振り返って眩しい笑顔を見せる先輩を前にするとやっぱり勇気がすり減る。背中に隠した私のささやかで精一杯の気持ちは、手汗で湿ってしまいそうだった。どうしよう、どうしよう。緊張で言葉が思い付かない。こんなんじゃ、先輩が困ってしまう。あう、あうと口ごもる私の耳に次の瞬間聞こえたのは、先輩の低くて色っぽい声。

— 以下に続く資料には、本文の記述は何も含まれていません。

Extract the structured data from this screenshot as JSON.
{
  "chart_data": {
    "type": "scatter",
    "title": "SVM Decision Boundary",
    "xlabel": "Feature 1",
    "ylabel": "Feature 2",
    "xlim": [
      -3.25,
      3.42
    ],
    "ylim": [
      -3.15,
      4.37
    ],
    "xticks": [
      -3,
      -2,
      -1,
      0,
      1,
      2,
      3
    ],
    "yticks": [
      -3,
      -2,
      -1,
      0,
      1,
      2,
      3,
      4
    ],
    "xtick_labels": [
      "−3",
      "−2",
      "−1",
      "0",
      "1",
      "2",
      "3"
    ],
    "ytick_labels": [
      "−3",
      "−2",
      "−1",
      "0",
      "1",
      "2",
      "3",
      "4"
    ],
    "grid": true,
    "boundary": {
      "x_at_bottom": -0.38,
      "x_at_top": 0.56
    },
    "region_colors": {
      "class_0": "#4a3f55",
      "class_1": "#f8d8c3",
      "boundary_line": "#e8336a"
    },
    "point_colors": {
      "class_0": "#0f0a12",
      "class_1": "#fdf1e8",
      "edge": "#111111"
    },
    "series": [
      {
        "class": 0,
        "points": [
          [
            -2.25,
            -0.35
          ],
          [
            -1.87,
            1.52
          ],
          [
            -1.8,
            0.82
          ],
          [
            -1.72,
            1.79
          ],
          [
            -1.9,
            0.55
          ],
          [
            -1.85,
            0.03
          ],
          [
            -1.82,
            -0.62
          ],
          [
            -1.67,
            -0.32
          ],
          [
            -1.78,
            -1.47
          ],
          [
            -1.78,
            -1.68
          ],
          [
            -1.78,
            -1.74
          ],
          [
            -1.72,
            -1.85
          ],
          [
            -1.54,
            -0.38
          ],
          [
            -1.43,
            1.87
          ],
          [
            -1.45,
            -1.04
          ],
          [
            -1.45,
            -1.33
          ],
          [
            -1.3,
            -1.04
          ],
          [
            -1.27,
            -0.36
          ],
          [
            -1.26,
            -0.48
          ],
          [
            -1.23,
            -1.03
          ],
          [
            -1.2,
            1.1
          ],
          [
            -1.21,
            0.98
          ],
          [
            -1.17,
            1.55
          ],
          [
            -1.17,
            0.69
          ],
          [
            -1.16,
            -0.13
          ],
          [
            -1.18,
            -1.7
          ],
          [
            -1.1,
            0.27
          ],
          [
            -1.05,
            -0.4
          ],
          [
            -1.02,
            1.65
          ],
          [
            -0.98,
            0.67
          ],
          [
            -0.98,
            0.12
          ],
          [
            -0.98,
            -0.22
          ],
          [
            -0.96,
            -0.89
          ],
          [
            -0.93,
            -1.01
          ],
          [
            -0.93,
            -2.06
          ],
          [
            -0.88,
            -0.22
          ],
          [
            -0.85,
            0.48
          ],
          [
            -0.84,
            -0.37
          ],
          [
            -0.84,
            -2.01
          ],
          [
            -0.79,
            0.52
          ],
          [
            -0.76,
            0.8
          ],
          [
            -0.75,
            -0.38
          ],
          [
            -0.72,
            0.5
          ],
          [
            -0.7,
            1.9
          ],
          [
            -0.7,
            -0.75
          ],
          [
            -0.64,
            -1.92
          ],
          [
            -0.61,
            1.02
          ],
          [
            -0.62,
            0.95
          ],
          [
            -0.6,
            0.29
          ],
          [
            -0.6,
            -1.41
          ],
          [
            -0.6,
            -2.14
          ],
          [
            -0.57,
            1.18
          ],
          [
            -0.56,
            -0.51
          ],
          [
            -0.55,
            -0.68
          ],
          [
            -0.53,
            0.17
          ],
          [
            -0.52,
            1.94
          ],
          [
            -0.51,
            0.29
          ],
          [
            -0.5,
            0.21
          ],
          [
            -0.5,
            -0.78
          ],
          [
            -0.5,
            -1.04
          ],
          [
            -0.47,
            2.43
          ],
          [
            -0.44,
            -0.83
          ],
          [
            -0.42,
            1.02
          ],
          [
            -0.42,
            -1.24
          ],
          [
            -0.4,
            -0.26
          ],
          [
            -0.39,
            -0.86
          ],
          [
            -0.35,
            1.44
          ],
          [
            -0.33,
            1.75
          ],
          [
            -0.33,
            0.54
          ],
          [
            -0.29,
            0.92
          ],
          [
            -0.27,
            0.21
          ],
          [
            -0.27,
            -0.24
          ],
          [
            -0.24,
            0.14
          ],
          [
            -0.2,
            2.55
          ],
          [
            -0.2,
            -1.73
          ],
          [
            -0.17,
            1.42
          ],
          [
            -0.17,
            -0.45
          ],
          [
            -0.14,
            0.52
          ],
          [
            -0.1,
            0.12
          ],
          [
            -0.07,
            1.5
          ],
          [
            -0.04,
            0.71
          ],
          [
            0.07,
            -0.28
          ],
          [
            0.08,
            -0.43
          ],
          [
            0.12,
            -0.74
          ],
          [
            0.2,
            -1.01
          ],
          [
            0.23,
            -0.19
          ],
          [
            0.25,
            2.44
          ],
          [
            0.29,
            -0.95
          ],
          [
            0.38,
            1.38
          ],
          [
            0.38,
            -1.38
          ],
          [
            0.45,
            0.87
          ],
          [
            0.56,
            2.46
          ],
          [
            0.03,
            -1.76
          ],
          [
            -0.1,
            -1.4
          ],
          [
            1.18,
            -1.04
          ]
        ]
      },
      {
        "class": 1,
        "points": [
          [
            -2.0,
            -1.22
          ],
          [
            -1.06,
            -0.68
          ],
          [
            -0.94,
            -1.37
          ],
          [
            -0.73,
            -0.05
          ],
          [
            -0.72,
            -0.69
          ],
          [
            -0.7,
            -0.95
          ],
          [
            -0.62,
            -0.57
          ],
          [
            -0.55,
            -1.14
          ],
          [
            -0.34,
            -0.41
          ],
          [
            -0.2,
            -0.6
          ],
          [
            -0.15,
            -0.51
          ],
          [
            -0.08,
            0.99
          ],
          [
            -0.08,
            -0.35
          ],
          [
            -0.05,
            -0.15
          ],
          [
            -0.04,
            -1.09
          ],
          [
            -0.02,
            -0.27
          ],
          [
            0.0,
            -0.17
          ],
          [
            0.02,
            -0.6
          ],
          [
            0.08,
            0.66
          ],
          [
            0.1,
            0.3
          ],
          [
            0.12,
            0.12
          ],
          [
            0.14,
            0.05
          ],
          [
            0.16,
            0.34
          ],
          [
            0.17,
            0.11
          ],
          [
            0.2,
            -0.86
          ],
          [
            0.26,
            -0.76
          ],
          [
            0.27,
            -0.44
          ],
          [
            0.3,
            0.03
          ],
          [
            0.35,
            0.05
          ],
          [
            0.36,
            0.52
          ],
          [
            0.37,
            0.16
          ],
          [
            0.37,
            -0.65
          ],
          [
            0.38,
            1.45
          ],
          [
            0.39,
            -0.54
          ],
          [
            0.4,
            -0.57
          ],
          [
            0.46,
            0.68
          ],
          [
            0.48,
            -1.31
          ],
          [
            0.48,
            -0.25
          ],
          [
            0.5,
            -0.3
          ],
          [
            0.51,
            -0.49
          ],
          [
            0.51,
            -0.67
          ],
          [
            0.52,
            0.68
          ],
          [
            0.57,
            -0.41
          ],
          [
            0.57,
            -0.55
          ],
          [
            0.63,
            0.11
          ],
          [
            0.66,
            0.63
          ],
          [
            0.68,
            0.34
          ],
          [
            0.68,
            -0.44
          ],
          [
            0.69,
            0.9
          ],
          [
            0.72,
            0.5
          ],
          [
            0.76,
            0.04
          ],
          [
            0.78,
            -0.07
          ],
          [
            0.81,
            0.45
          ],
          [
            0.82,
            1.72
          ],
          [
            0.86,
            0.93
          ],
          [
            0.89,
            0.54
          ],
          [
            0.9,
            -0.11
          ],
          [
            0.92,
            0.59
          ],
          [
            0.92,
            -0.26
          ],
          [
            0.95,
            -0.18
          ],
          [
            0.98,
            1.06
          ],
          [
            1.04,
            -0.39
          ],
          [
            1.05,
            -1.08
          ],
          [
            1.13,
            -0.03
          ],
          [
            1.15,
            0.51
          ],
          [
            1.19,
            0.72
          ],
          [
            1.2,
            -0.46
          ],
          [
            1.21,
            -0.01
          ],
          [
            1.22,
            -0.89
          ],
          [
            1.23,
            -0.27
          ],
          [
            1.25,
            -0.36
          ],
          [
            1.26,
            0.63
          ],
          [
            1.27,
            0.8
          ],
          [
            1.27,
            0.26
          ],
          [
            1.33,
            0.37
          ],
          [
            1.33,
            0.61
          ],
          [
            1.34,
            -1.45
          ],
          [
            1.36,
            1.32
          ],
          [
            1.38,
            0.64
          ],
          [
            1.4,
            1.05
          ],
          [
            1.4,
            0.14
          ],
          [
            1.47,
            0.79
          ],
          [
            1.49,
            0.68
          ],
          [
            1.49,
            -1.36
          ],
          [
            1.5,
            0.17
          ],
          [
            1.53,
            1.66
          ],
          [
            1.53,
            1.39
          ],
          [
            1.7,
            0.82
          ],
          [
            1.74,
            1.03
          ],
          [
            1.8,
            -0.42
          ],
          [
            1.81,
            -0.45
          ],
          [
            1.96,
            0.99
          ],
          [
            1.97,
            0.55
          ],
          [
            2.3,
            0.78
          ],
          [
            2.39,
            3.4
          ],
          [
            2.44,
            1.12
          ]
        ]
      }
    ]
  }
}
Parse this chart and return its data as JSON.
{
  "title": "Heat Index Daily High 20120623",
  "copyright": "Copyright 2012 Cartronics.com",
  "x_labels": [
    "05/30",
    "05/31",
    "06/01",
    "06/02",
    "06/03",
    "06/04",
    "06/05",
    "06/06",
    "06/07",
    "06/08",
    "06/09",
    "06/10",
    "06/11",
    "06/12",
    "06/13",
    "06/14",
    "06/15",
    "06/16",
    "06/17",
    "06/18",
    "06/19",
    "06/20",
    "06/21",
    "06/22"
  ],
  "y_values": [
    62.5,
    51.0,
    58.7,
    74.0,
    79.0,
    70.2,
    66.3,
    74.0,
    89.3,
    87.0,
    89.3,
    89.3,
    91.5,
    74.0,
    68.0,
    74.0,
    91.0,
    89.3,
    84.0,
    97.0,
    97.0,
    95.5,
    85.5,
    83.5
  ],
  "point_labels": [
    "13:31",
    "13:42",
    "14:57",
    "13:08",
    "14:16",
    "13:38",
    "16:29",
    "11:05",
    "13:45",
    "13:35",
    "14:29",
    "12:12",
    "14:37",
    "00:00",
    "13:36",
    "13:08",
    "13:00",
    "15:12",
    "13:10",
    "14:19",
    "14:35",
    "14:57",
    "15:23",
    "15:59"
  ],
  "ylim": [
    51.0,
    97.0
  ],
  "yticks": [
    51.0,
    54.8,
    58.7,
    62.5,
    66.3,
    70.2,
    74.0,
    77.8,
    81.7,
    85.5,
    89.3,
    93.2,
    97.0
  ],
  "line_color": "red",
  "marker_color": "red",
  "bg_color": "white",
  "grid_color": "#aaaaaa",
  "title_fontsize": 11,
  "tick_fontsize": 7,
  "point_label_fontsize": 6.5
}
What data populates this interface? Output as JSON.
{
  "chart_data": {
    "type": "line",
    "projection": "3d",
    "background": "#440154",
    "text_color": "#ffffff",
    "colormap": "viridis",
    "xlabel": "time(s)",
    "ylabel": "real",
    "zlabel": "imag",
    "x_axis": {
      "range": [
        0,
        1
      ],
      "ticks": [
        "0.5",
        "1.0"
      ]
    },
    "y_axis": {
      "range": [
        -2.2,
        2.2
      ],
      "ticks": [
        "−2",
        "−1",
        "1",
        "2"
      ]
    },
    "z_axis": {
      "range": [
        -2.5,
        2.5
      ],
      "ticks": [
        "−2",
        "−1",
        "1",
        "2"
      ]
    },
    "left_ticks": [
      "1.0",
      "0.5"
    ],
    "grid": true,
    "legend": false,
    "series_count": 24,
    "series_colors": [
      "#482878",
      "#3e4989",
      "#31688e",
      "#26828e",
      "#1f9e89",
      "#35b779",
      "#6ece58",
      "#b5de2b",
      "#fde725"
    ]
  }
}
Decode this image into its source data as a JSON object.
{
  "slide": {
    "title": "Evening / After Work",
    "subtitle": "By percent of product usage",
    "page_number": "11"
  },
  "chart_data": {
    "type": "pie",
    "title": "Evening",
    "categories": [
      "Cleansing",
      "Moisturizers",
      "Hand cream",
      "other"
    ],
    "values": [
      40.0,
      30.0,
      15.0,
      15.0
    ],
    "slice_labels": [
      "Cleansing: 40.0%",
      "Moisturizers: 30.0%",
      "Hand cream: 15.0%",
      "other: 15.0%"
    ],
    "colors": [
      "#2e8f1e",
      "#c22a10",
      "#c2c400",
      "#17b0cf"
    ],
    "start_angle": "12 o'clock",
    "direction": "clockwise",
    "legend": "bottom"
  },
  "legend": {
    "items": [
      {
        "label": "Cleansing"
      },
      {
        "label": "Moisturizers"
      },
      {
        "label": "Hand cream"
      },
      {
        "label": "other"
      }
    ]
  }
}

「ねえ、今日が何の日かわかってて、僕のところに来てくれたの?」
「っあ、う……は、い」
ドキドキと、只でさえ大変なことになっていた心臓がさらにドキドキと騒ぐ。私を見つめる先輩の目が綺麗で、緩やかに弧を描く唇が綺麗で。時間が止まったみたいに何も考えられなくなって、余計に何も言えなくなった。
「わかっててくれないなんて、千鶴ちゃん酷くない?」
少し拗ねた風な先輩の声にはっとなった。先輩、先輩。いいんですか?私の気持ち、もらってくれるんですか?声にしたい言葉は一つも伝えられない。ただ先輩を見つめることしかできない。隠していた気持ちが、もう先輩には見つかってますか。見つめて、見つめて、苦しくて、私の気持ちは早く早くと、先輩のところに行きたがった。
「せん、ぱい」
「ん?」
優しい声で導いてくれる先輩。意地悪なのに優しい先輩。先輩、先輩。私ずっと、もうずっと、どうしようもないくらいに先輩のこと、
「す、き」
重力に従うように落ちたのは、とてもそれだけでは伝えきれない気持ちと言葉。先輩は少しだけ柔らかい笑みを崩したけどまたすぐに笑った。すごく愛しく笑ったの。
「うん、知ってる。僕、君のことなら何でも知ってるから。…どうしてだか、わかる?」
「どうして、ですか」
唇が震えた。愛しく笑った先輩は、その答えをゆっくりと、私の気持ちに重ねて溶かした。